PARIS - MARSEILLE

Guillaume

Six heures du matin. La voiture plonge dans un anonyme parking de béton. La bouche de l’escalier mécanique vomit des files interminables de passagers ensommeillés sur le quai de la gare de Lyon tandis que des trains alignés avalent leurs contingents de costumes et de tailleurs gris, de cartables et d’ordinateurs.

Doucement, le train glisse le long du quai, sur les rails, sautillant d’un aiguillage à l’autre. Juste le temps de déplier l’ordinateur portable sur la tablette trop exigüe d’une première classe qui n’en a que le tarif, et c’est Choisy Le Roi. Des échangeurs autoroutiers saturés surplombent les voies ferrées charriant des métros de banlieue couverts de graffitis aux lointains airs de Basquiat. Au milieu du ciment, de l’acier, des gravats et des chantiers à l’arrêt, emprisonnés sous les lignes à haute tension tendues en travers du ciel fermé vivent des hommes. Ils connaissent l’enfer tandis que nous relisons «  A la recherche de temps perdu » à l’abri de discrètes pergolas, dans nos tranquilles provinces. Ils sont désespérés, parfois si violents comme nous le serions à leur place.

Au fil des minutes, les champs et les forêts grignotent la mégalopole qui digère les derniers lopins de terre pour y planter des rangées de pavillons proprets sans âme. Enfin, la campagne à perte de vue. Je pense, en apercevant au sommet d’une côte verdoyante une ancienne demeure seigneuriale, au duc de Berry et à ses très riches heures qui m’émerveillèrent un jour d’hiver.

De gros nuages sombres à fond plat raclent la cime des collines boisées. Le train à grand vitesse serpente au milieu de ce jardin d’Eden qu’on appelle France. Par la fenêtre défile sous mes yeux la Bourgogne, terre d’histoire, de vins et de belles bâtisses aux toits ardoisés défiant les siècles. Au loin, l’air grisé annonce l’orage.

Passe la Bourgogne, quand viennent le lyonnais et ses monts. Au-delà de la capitale des Gaules, Valence, et le ciel pommelé se pare d’une lumière que ne connaissent pas les gens du nord. Les collines s’habillent de pins et de pierraille, les nuages semblent ne plus vouloir avancer et bientôt le train franchit le fleuve.
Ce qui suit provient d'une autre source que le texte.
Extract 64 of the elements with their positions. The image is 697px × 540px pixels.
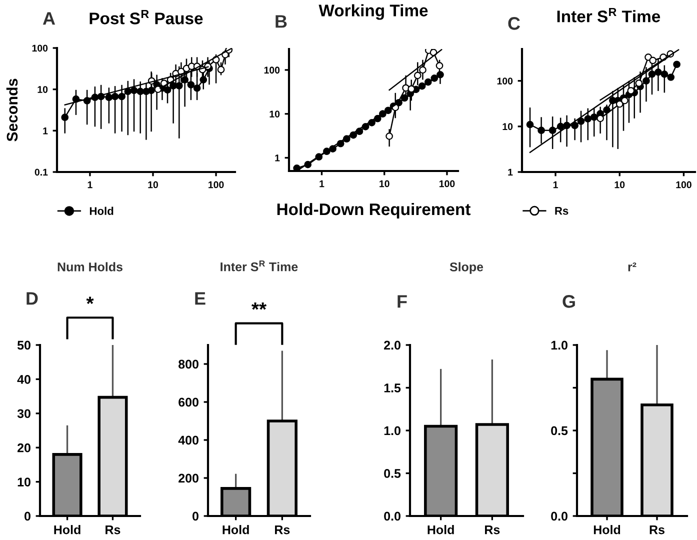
x-tick-label: 100 xyxy=(208,181,224,188)
text: D xyxy=(26,292,38,305)
y-tick-label: 600 xyxy=(178,398,198,407)
x-tick-label: 1 xyxy=(88,181,92,188)
text: * xyxy=(86,296,94,304)
x-axis-title: Hold-Down Requirement xyxy=(277,202,471,219)
y-tick-label: 0.0 xyxy=(384,512,400,521)
text: F xyxy=(398,295,407,308)
x-tick-label: Hold xyxy=(428,525,454,534)
chart-title: r² xyxy=(628,262,636,272)
y-tick-label: 20 xyxy=(18,443,30,452)
text: A xyxy=(42,12,56,25)
y-tick-label: 40 xyxy=(17,375,30,384)
y-tick-label: 200 xyxy=(178,474,198,483)
chart-title: Slope xyxy=(450,262,484,274)
y-tick-label: 10 xyxy=(502,123,513,130)
y-tick-label: 10 xyxy=(18,478,30,486)
x-tick-label: Rs xyxy=(106,525,120,534)
y-tick-label: 30 xyxy=(17,409,30,418)
x-tick-label: Rs xyxy=(275,525,290,534)
x-tick-label: 100 xyxy=(439,180,455,188)
y-tick-label: 100 xyxy=(32,44,48,52)
x-tick-label: Hold xyxy=(54,525,80,534)
x-tick-label: 10 xyxy=(148,181,158,188)
y-tick-label: 800 xyxy=(178,360,198,369)
y-tick-label: 10 xyxy=(38,86,48,93)
y-tick-label: 1 xyxy=(43,128,48,134)
y-tick-label: 400 xyxy=(178,436,198,445)
chart-title: Working Time xyxy=(318,4,428,20)
text: ** xyxy=(251,302,267,310)
y-tick-label: 0.1 xyxy=(34,168,48,176)
y-tick-label: 0.5 xyxy=(551,426,568,436)
x-tick-label: Hold xyxy=(222,525,249,534)
text: G xyxy=(562,295,575,308)
y-tick-label: 0.5 xyxy=(384,469,401,478)
chart-title: Inter S$^{R}$ Time xyxy=(557,8,660,22)
y-tick-label: 1 xyxy=(275,154,280,162)
y-tick-label: 10 xyxy=(270,110,280,118)
text: C xyxy=(508,17,520,30)
y-tick-label: 1.5 xyxy=(384,384,401,392)
legend-label: Rs xyxy=(555,207,568,215)
y-tick-label: 0.0 xyxy=(551,512,568,521)
y-tick-label: 0 xyxy=(24,512,30,521)
text: E xyxy=(195,292,206,305)
x-tick-label: Rs xyxy=(650,525,664,534)
chart-title: Num Holds xyxy=(58,262,122,272)
y-tick-label: 1.0 xyxy=(384,426,400,436)
x-tick-label: 1 xyxy=(320,180,324,188)
text: B xyxy=(276,15,287,28)
y-tick-label: 50 xyxy=(17,340,30,350)
y-tick-label: 2.0 xyxy=(384,340,400,350)
y-tick-label: 1.0 xyxy=(551,340,568,350)
x-tick-label: 100 xyxy=(676,181,692,188)
x-tick-label: Hold xyxy=(594,525,620,534)
legend-label: Hold xyxy=(90,206,114,215)
x-tick-label: Rs xyxy=(485,525,500,534)
y-tick-label: 100 xyxy=(264,66,280,74)
chart-title: Post S$^{R}$ Pause xyxy=(90,10,203,24)
x-tick-label: 10 xyxy=(614,181,625,188)
chart-title: Inter S$^{R}$ Time xyxy=(220,260,298,272)
y-tick-label: 1 xyxy=(508,168,513,176)
y-tick-label: 0 xyxy=(192,512,198,521)
y-axis-title: Seconds xyxy=(6,78,18,142)
y-tick-label: 100 xyxy=(497,78,513,84)
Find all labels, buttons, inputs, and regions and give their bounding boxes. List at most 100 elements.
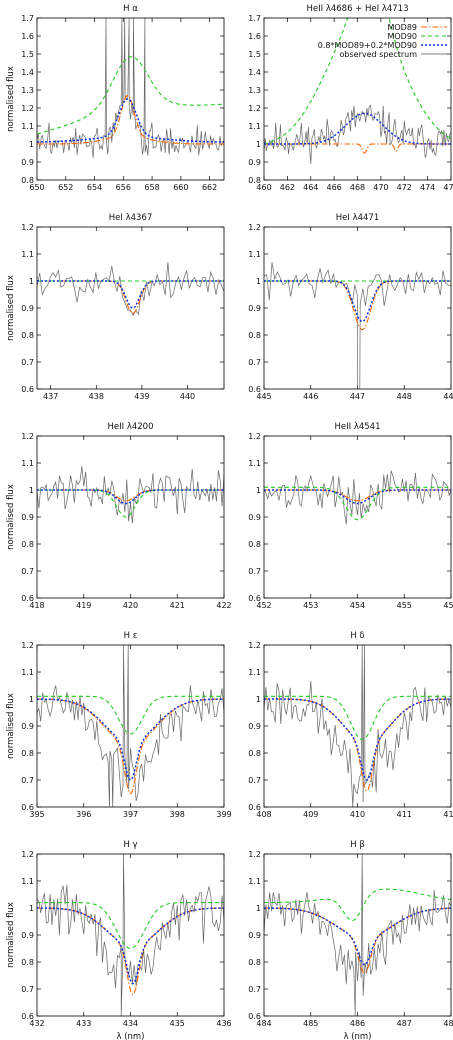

Nous entrons dans le pays où l’on descend : le sud. C’est le Rhône, majestueux, et à ma gauche Avignon, le palais des papes et un pont incertain venu mourir au milieu d’eaux turbulentes.

Le train ralentit et une voix enregistrée annonce la Méditerranée, Marseille. Un dernier escalier mécanique me jette sur le parvis de la gare Saint Charles dans un océan de ciel bleu et de mistral ensoleillé. Perchée sur son piton calcaire, j’aperçois la Bonne Mère, le Sacré-Cœur marseillais. Je devine plus loin, par-delà l’enchevêtrement des tuiles romaines, la Cannebière et le Vieux Port, Mare Nostrum, là où tout commença, il y a deux millénaires. L’accent du chauffeur de taxi rempli de cigales m’emmène vers un rendez-vous au fond d’une banlieue. Trois heures plus tard, à l’ombre d’un grand parasol sur une place, une bière fraiche et des olives sont posées sur la table de bistrot et de jolies filles aux robes dansantes réconfortent le regard des garçons.

Ce soir, je regagne Paris et les entrailles mal odorantes d’une grande gare. Pour le moment, mon esprit s’évade dans cet autre pays que nous, gens de là-haut, regardons souvent avec méfiance et que nous aimons tant lorsque nous y flânons.